I often assume this mindset while reading Plath and other authors who met similar ends. The achievements of giants such as Ernest Hemingway, Virginia Woolf, David Foster Wallace and Hunter S. Thompson often seems secondary to their terrible personal pains — their own words are like small flowers growing in the shadows of their tragic biographies. When Woolf wrote that “He would shut his eyes; he would see no more,” in her novel, “Mrs. Dalloway,” she surely meant to give me a window into her own suffering. And Wallace’s statement in “Infinite Jest” that the drive to suicide is like the “terror of the flames” in a burning building, was surely a mystic vision of his own future.

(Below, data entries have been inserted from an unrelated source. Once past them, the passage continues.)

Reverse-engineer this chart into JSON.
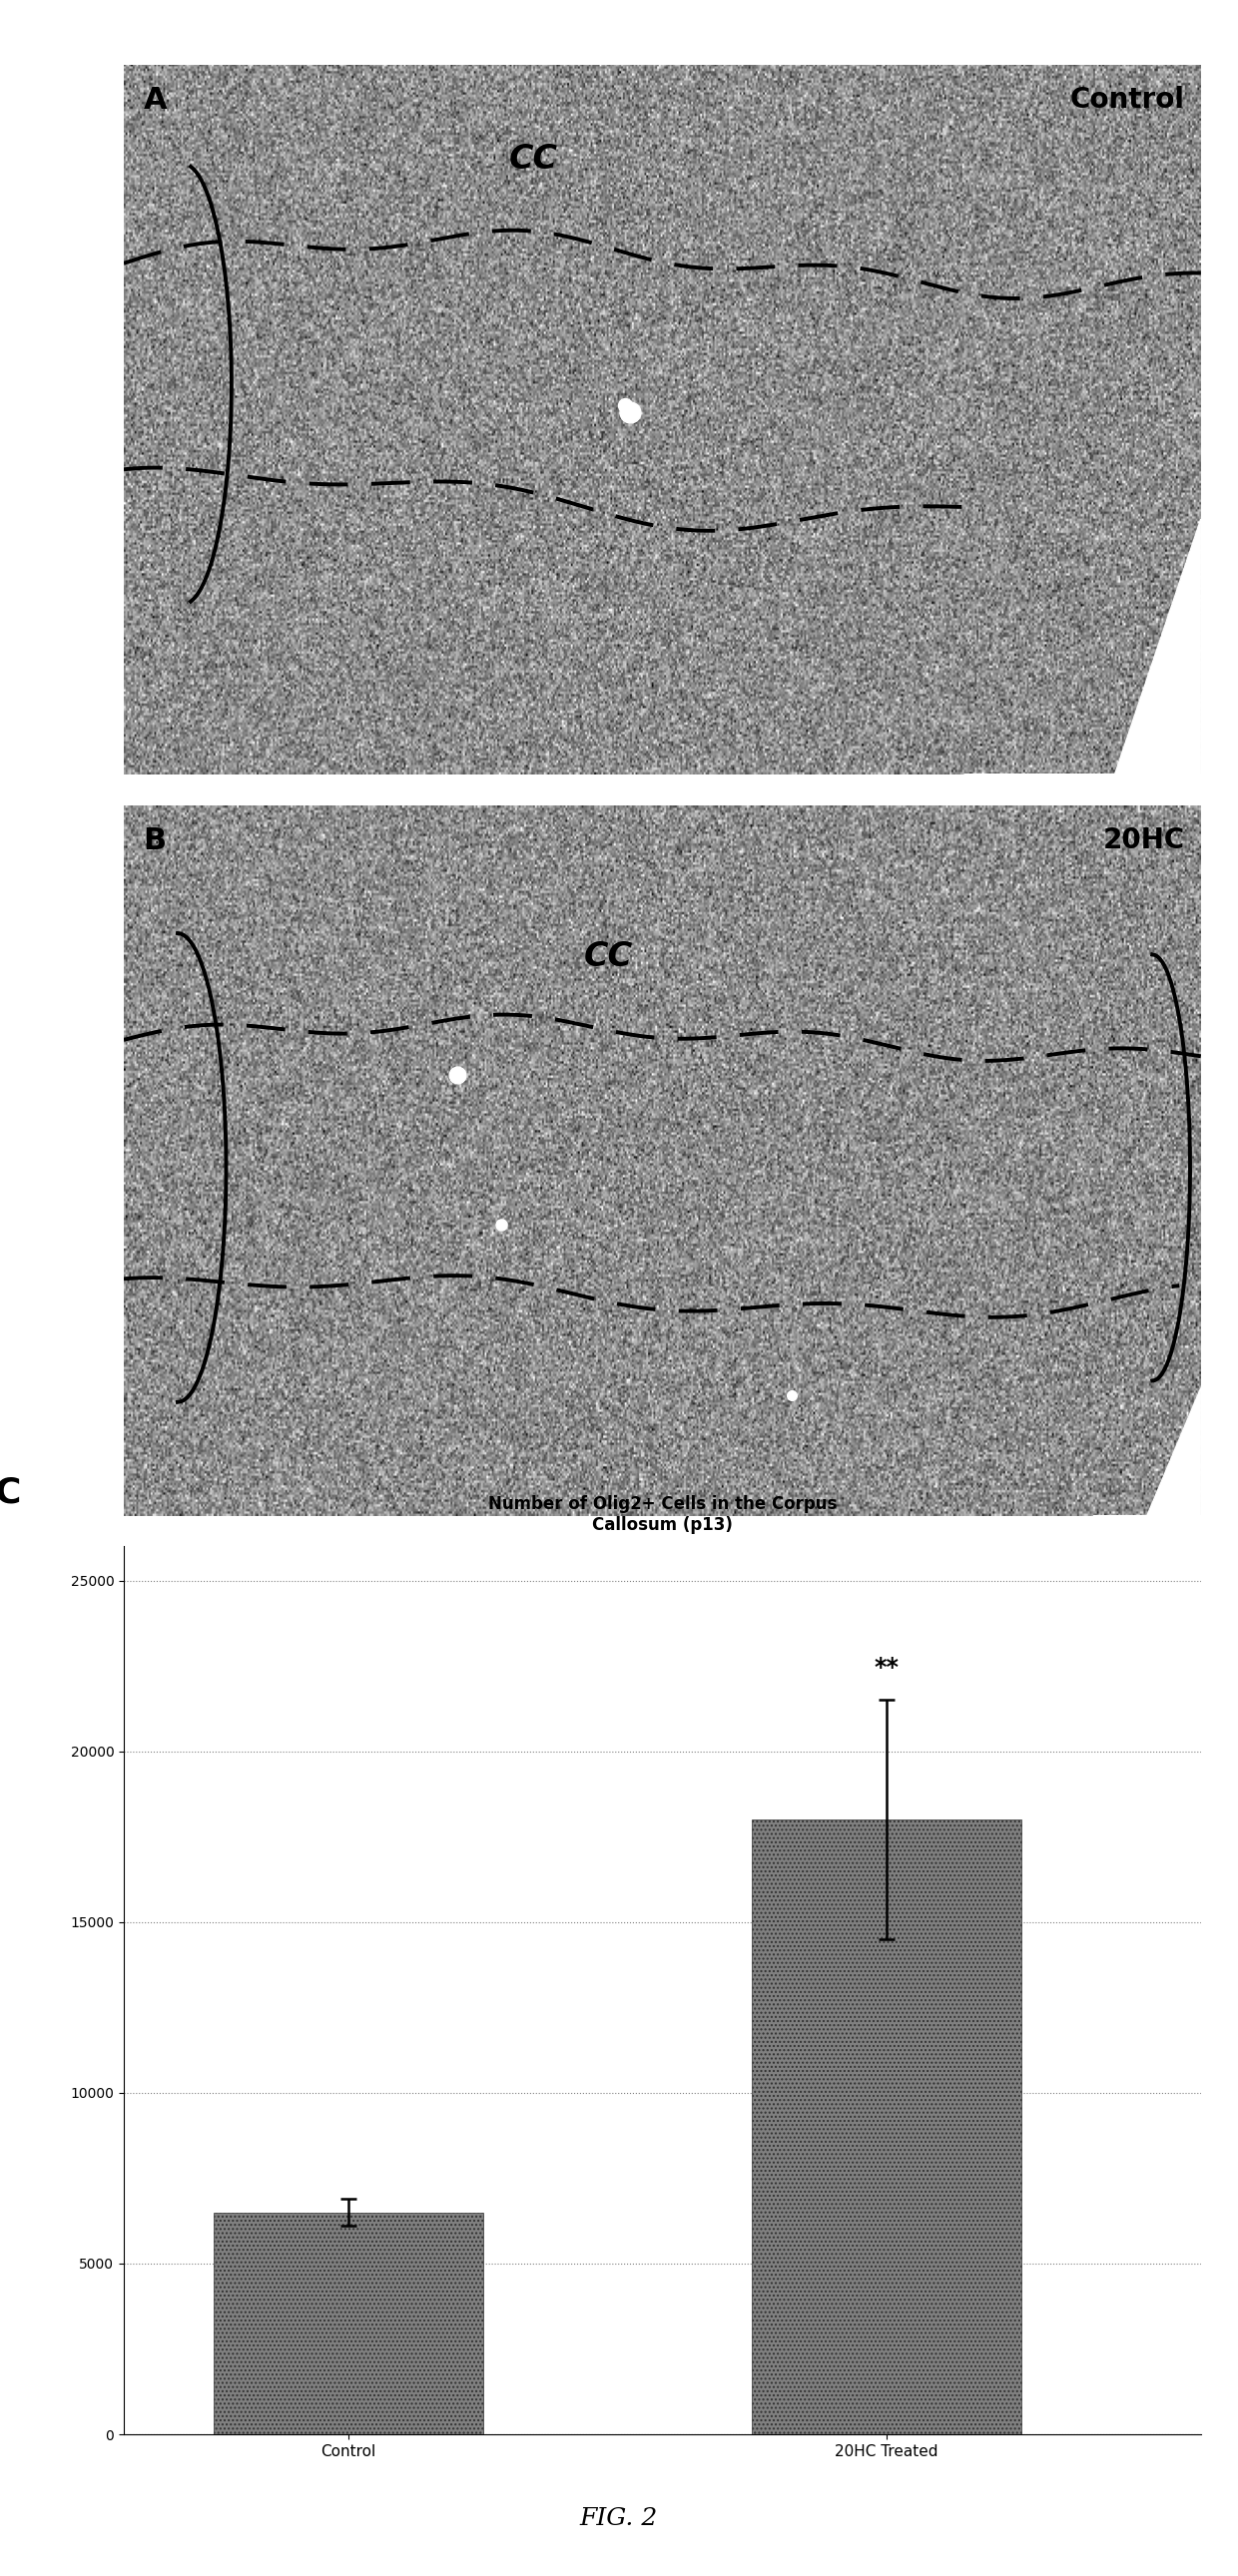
{
  "panel_A_label": "A",
  "panel_B_label": "B",
  "panel_C_label": "C",
  "panel_A_sublabel": "Control",
  "panel_B_sublabel": "20HC",
  "panel_CC_label": "CC",
  "bar_categories": [
    "Control",
    "20HC Treated"
  ],
  "bar_values": [
    6500,
    18000
  ],
  "bar_errors": [
    400,
    3500
  ],
  "bar_color": "#808080",
  "bar_hatch": "....",
  "title_line1": "Number of Olig2+ Cells in the Corpus",
  "title_line2": "Callosum (p13)",
  "yticks": [
    0,
    5000,
    10000,
    15000,
    20000,
    25000
  ],
  "ylim": [
    0,
    26000
  ],
  "significance_label": "**",
  "fig_label": "FIG. 2",
  "background_color": "#ffffff",
  "title_fontsize": 12,
  "axis_fontsize": 11,
  "tick_fontsize": 10,
  "panel_label_fontsize": 22,
  "sublabel_fontsize": 20,
  "cc_fontsize": 24,
  "fig_label_fontsize": 18
}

Quotes such as these seem to wink at me from the page, and for a long time I told myself that it was my job to trace them to their source — to the struggles of their authors. But then I reread my old poems, and I realized how different they were from my present thoughts. I suddenly understood the arrogance of this type of reading; of approaching a text like a forensic analyst approaches a crime scene.
As a reader, this habit produces a kind of closed-mindedness. Rather than appreciating the beauty of Plath’s balloons, my brain searches only for patterns that will reinforce the interpretation I already had before I started reading. By forcing an author’s life into their work, I look past their words and, in doing so, I give myself the comfort of studying them without ever listening to them.
But this urge also reveals deeper anxieties of my own, and of a trend I see in popular culture. My investigation into the mind of the “tortured artist” through literature is, after all, an absurd version of celebrity worship. It’s the social instinct that makes me read blurbs about the life of Kanye West, mixed with deeper curiosities about the mind, about language and about what might lead a person to choosing death over life. It’s no coincidence that David Foster Wallace’s celebrity vaulted to new heights after his death in 2008 — people wanted to find the reasons for his suicide buried in his words.
This pursuit of “the reasons” should be abandoned completely.
This mindset creates dangerous misunderstandings about the value of literature and of the realities of mental illness. The “forensic” approach will always fail because it rests on the assumption that an author’s work is a direct line into their psyche. In reality, literature will never be so direct. Even if a quote comes from a place of extreme pain, studying a novel to arrive at the pained mind of its author is like studying a blossom to give evidence for the shape of its seed.
In other words, while the mind of the “tortured artist” is worth studying, it should be done without the fog of their literature. Virginia Woolf likely died from the effects of untreated bipolar disorder. Ernest Hemingway died of hemochromatosis, a deterioration of the brain. David Foster Wallace died after he switched depression medications, a decision that often creates neurochemical complications.
These are the things that should be talked about. Forget the “literary” connection between Woolf’s and Ophelia’s drownings and forget how “fitting” Plath’s death was with her tendency toward morbid poetry.
That is not to say that I will discard the troubling parts of their work simply because I don’t want to over-analyze them. But if I want to truly honor my heroes, I want to allow their words to touch me as they wrote them, with vowels full of pure helium.